There are two good things that happen at AWP: 1 You meet people, especially internet friends that you can now actually know; 2) You get books. I bought and/or traded for probably 20 different books and journals at a total cost of around 100 dollars. Since returning home, I’ve begun to work my way through them. So far I’ve read Michael Stewart’s ‘The Hieroglyphics’ (freshly released by Mud Luscious Press, who I was doing some book-selling for at AWP and who are putting out exciting exciting stuff), Joanna Ruocco’s ‘The Mothering Coven’ (strange, small book of witches, their favorite foods, a birthday, and their very charming neighbor), and Andrew Zornoza’s ‘Where I Stay’ (text and images that grew on me slowly and then stuck- the kind of book that might haunt).
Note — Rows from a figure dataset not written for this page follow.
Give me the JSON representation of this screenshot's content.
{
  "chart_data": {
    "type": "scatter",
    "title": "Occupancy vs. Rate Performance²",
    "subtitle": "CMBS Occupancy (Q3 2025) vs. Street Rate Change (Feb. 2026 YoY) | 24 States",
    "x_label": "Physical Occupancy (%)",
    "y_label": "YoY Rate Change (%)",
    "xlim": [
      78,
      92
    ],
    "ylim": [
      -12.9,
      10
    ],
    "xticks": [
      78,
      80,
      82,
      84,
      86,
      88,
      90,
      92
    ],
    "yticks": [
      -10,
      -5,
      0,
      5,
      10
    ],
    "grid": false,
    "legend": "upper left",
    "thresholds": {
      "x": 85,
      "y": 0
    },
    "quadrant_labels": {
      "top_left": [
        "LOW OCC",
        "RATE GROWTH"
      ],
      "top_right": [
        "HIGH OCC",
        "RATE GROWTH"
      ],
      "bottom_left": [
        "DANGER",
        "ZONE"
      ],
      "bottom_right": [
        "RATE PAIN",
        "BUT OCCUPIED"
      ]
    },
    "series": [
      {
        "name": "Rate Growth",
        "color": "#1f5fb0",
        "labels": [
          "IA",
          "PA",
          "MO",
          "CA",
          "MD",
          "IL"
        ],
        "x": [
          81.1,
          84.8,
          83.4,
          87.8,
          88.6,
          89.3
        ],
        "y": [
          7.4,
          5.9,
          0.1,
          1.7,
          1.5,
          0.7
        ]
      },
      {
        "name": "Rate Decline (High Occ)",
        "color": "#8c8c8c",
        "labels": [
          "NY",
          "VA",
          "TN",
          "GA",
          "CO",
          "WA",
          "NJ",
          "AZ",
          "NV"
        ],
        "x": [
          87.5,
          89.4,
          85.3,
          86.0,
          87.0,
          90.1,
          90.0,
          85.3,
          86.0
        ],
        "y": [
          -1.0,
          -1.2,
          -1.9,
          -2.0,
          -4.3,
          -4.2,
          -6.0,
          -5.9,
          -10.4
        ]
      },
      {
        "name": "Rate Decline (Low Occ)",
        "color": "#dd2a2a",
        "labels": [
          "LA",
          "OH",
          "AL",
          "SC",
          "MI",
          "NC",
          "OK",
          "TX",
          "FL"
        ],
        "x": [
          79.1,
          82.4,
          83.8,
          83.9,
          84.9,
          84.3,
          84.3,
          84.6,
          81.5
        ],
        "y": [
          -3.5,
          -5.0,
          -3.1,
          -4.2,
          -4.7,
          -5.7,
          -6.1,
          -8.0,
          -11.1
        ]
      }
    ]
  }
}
Am currently reading Maggie Nelson’s ‘Bluets’ (a book about an obsessional romantic love of the color blue, sort of, in numbered text blocks that could be called prose poems or fragments- need to read more but already know I like it). Amelia Gray’s ‘Museum of the Weird’ is on the nightstand and ready. And there are more and more, but that’s another post.

The upshot of this reading is that it confirms that there’s a lot of good, language-thinking, thinking-thinking prose happening right now. It’s maybe fiction, often something else. ‘The Hieroglyphics’ is based upon a book of completely inaccurate translations of Egyptian hieroglyphics. Both that book and ‘The Mothering Coven’ borrow from older texts, weave in source material without direct citation ala Kathy Acker (the key difference is that both Ruocco and Stewart make note of their sources in notes, they just don’t directly cite passages). Zornoza’s text might be fiction, prose poems, documentary, (or as suggested in the dedication) lies. What’s exciting is that this is the now of prose, genre-transgressive, hybrid, better described than classified.

To close, I want to leave a longish passage from ‘Bluets.’ It was chosen at random from the part of the book I’ve already read. It isn’t fiction, it isn’t quite critical or essay writing either. The passage almost reads like an excerpt from an article in Cabinet, but it comes immediately after several more personal and stranger passages. The effect is almost collage-like, shades of blue, images in relation to blue, with the numeration of the segments providing the only obvious marker of forward progression. In any case, I think it’s pretty great.

23. Goethe wrote Theory of Colors in a period of his life described by one critic as “a long interval, marked by nothing of distinguished note.” Goethe himself describes the period as one in which “a quiet, collected state of mind was out of the question.” Goethe is not alone in turning to color at a particularly fraught moment. Think of filmmaker Derek Jarman, who wrote his book Chroma as he was going blind and dying of AIDS, a death he also forecast on film as disappearing into a “blue screen.” Or of Wittgenstein , who wrote his Remarks on Color during the last eighteen months of his life, while dying of stomach cancer. He knew he was dying; he could have chosen to work on any philosophical problem under the sun. He chose to write about color. About color and pain. Much of this writing is urgent, opaque, and uncharacteristically boring. “That which I am writing about so tediously, may be obvious to someone whose mind is less decrepit,” he wrote.